Because I could be reading into it. During "Rapunzel Knows Best," large part of my mind was expecting her to segue directly into "And on those cold winter nights/ You can snuggle up to your cash register.../ I should have said 'so long' so long ago..."
Wardog at 09:53 on 2011-05-25
I was talking about this to Dan, and he summed up my argument here as basically: "Apart from kidnapping a baby, pretending to be her mother, bringing her up alone in a tower for eighteen years and deceiving her for her own selfish ends, she's not a particularly bad mother". The thing is, ridiculous as it sounds, I think that's about right. The things she's done wrong aren't really about how she raised Rapunzel, but more general wrongs that intertwine with that. The problem is that Agnes' dual status as adoptive mother and kidnapper rather complicates the issue.

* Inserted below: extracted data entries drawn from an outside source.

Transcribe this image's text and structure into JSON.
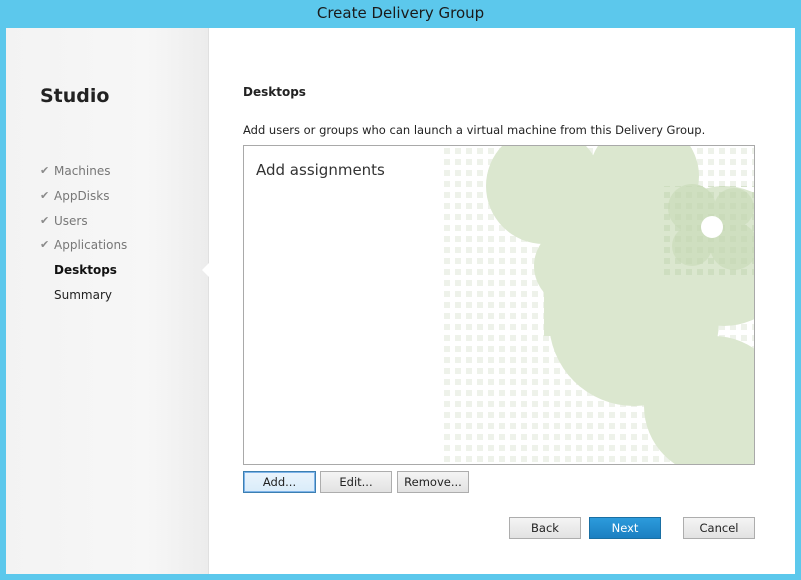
{
  "window": {
    "title": "Create Delivery Group"
  },
  "sidebar": {
    "brand": "Studio",
    "steps": [
      {
        "label": "Machines",
        "state": "done"
      },
      {
        "label": "AppDisks",
        "state": "done"
      },
      {
        "label": "Users",
        "state": "done"
      },
      {
        "label": "Applications",
        "state": "done"
      },
      {
        "label": "Desktops",
        "state": "active"
      },
      {
        "label": "Summary",
        "state": "pending"
      }
    ],
    "check_glyph": "✔"
  },
  "content": {
    "title": "Desktops",
    "instructions": "Add users or groups who can launch a virtual machine from this Delivery Group.",
    "assignments_heading": "Add assignments",
    "buttons": {
      "add": "Add...",
      "edit": "Edit...",
      "remove": "Remove..."
    }
  },
  "footer": {
    "back": "Back",
    "next": "Next",
    "cancel": "Cancel"
  },
  "colors": {
    "titlebar": "#5cc8ec",
    "primary_button": "#1b7fc1",
    "art_green": "#d4e2c6"
  }
}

Dude, she's a TERRIBLE mother. Like actually terrible. Unless you consider the provision of material comforts the yardstick by which parenting is measured. Yes, she educates Rapunzel and gives her shit, and cooks her favourite food when she visits, but the kindness of those acts is entirely mitigated by the fact they are minor kindnesses deployed for the *sole intent* of keeping Rapunzel quiet and content and docile. And the fact of the matter she is "nice" to Rapunzel because it is *easier* not because it is *better* - by the end of the movie she has pretty much demonstrated she's equally willing to keep Rapunzel tied up and gagged in a dank basement. Furthermore, the whole of Agnes's interactions with Rapunzel are profoundly and horrifically manipulative - she wants to keep her weak and uncertain and hesitant. All of her songs and dialogue aimed at Rapunzel are basically "you suck, you need me." She is trying to create a false dependency by constantly undermining Rapunzel's sense of self and self-worth. Now, I know this is a fair bit more subtle than sending your daughter off into the woods with an assassin, or feeding her poisoned fruit, but in some ways it is worse because it's not just physical danger, it's psychological and emotional danger which is only possible because Rapunzel does, at least, love and trust Agnes, believing she is her mother.

Don't get me wrong, I think Agnes is AWESOME but she's clearly an unbelievably evil person and a pretty damn terrible mother.

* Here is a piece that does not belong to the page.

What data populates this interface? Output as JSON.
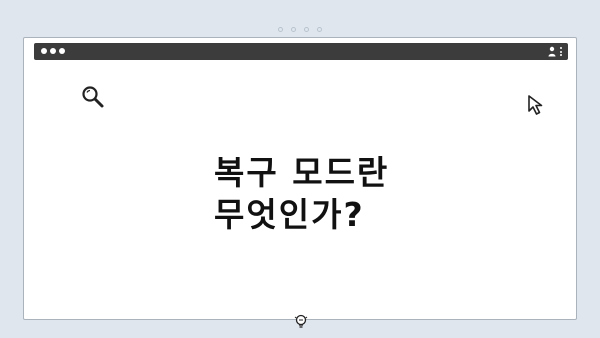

I suppose the "real family" reference means one with honesty and love, rather than manipulation, deceit and using your daughter selfishly. It means the parents who wanted you and loved you unconditionally, rather than someone who stole you for selfish reasons, whether or not they've got fond of you. In context, though, it had a faint whiff of narrow-mindedness: that what really matters isn't who brought you up or how you felt about them, but your genes (and incidentally having two parents, not just one). The fact is though, Rapunzel actually had a pretty happy family life before all this kicked off.


I genuinely didn't get this - I do see your point, but actually, as you say, I think the notion is that your "real" family is the one who love you unconditionally for who you are, not your magic hair, and that has nothing to do with biology or there being one man + one woman comprising said family. I mean it just so happens that the people who love Rapunzel are her biological parents but the message would work the other way - if her parents kept her locked in a tower and emotionally manipulated her on a daily, if not hourly, basis then they would not be her "real" family either.

For what it's worth, though, I do think the "morality" of the flower is dodgy, in just the ways you articulate.